Far from jealousy, I am happy for the two and wouldn't even care if they kiss each other before me. I would even like to let my present lover (just a fancy!) to fall in love with other women if they are of some matter (like a mother for a son I'd examine them first, I don't know why. but just now, I thought I have the right to do so). May be it's not quite true of my being magnanimous like this. But I would like to be like that. It feels good though it's painful.

I talk in disorder for I am very happy to be reading Dostoevsky(B.K) again. My jealous-less feelings are all generated from him for he described in such a detail what monstrous disasters, jealousy could bring and how good you can count yourself if you keep it away. Believe me, I would not have felt jealous about the former one, even if I haven't started reading it. I taught myself at least few things like this, without my teachers, without my parents and without reading books. See, I am such an egoist, you give me a moment, I start talking about myself. Let me take you back to the new love that sprouts.

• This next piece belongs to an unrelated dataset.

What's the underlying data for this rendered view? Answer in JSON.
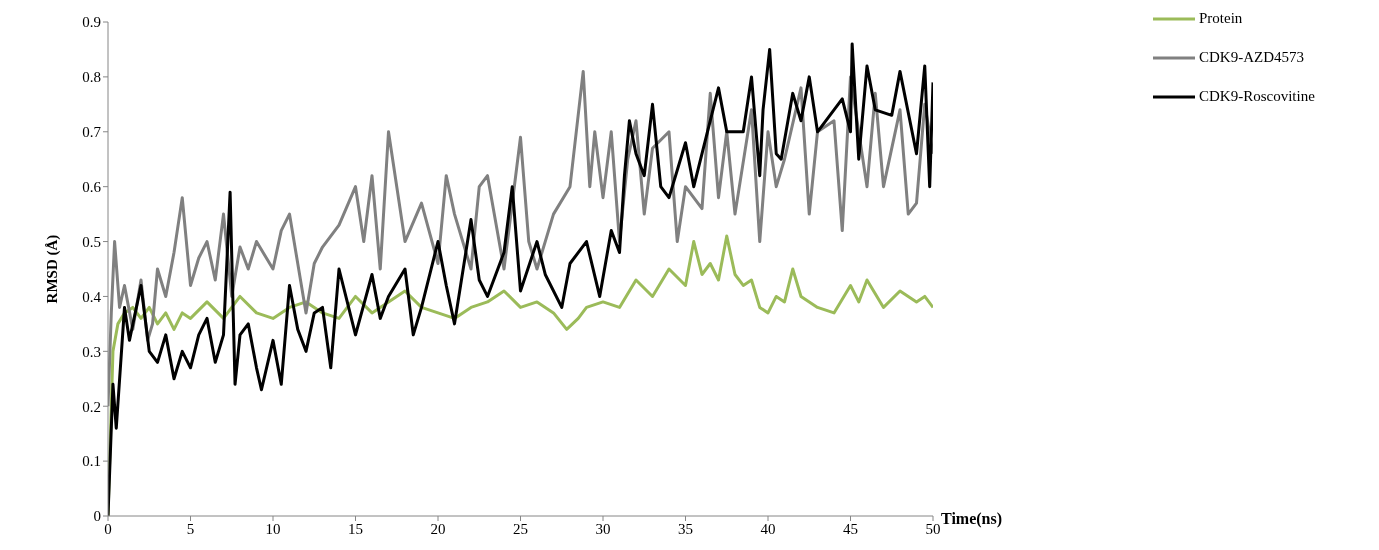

I tell you one thing, may be it's place is not here, but still I tell you otherwise I may forget. I terribly pity them for I am secretly scared that it won't work out and is not worth trying. I don't want it be so. But against my wish, that's what is going to happen. I keep getting premonitions for few things and they certainly become true.

To you, only to you, a small note. You both are my dear friends. I can't see you becoming painful to each other for it pains me too to take sides even for a short time.

3 comments:

Anonymous said...

I can say, one of them know its not gonna work [and I think the other person have no idea abt it], if at all there is anything like that. she doesnt even think its love and may be history is tryin to repeat itself and may be its jst a spark of love or something that was deliberately considered love.

probably its her exaggeration thing as you say, ok I admit, things arnt same but they arnt as different as you are thinking.

There is nothin like [worth ?] tryin, and whatever you said is right, its not gonna work but do understand k no one here is tryin to make it work.

And finally, I dont think, you will ever get a chance to defend, whoever it is.

Is that what you kept thinking about in bus yesterday and thats why you phoned me, my dear mom?

2lc said...

Hurt? Ah! so it served the purpose. Believe me, I am not as good as you suppose. I am a cheat. I hug you when you need it and at the same time, I laugh at you for you need it. Don't believe me if I say something to please you. They are all lies. I am just an imposture before you. I am thinking about this.. the hatred for you not about your affair, at which I laugh again

Anonymous said...

jeevithamlo......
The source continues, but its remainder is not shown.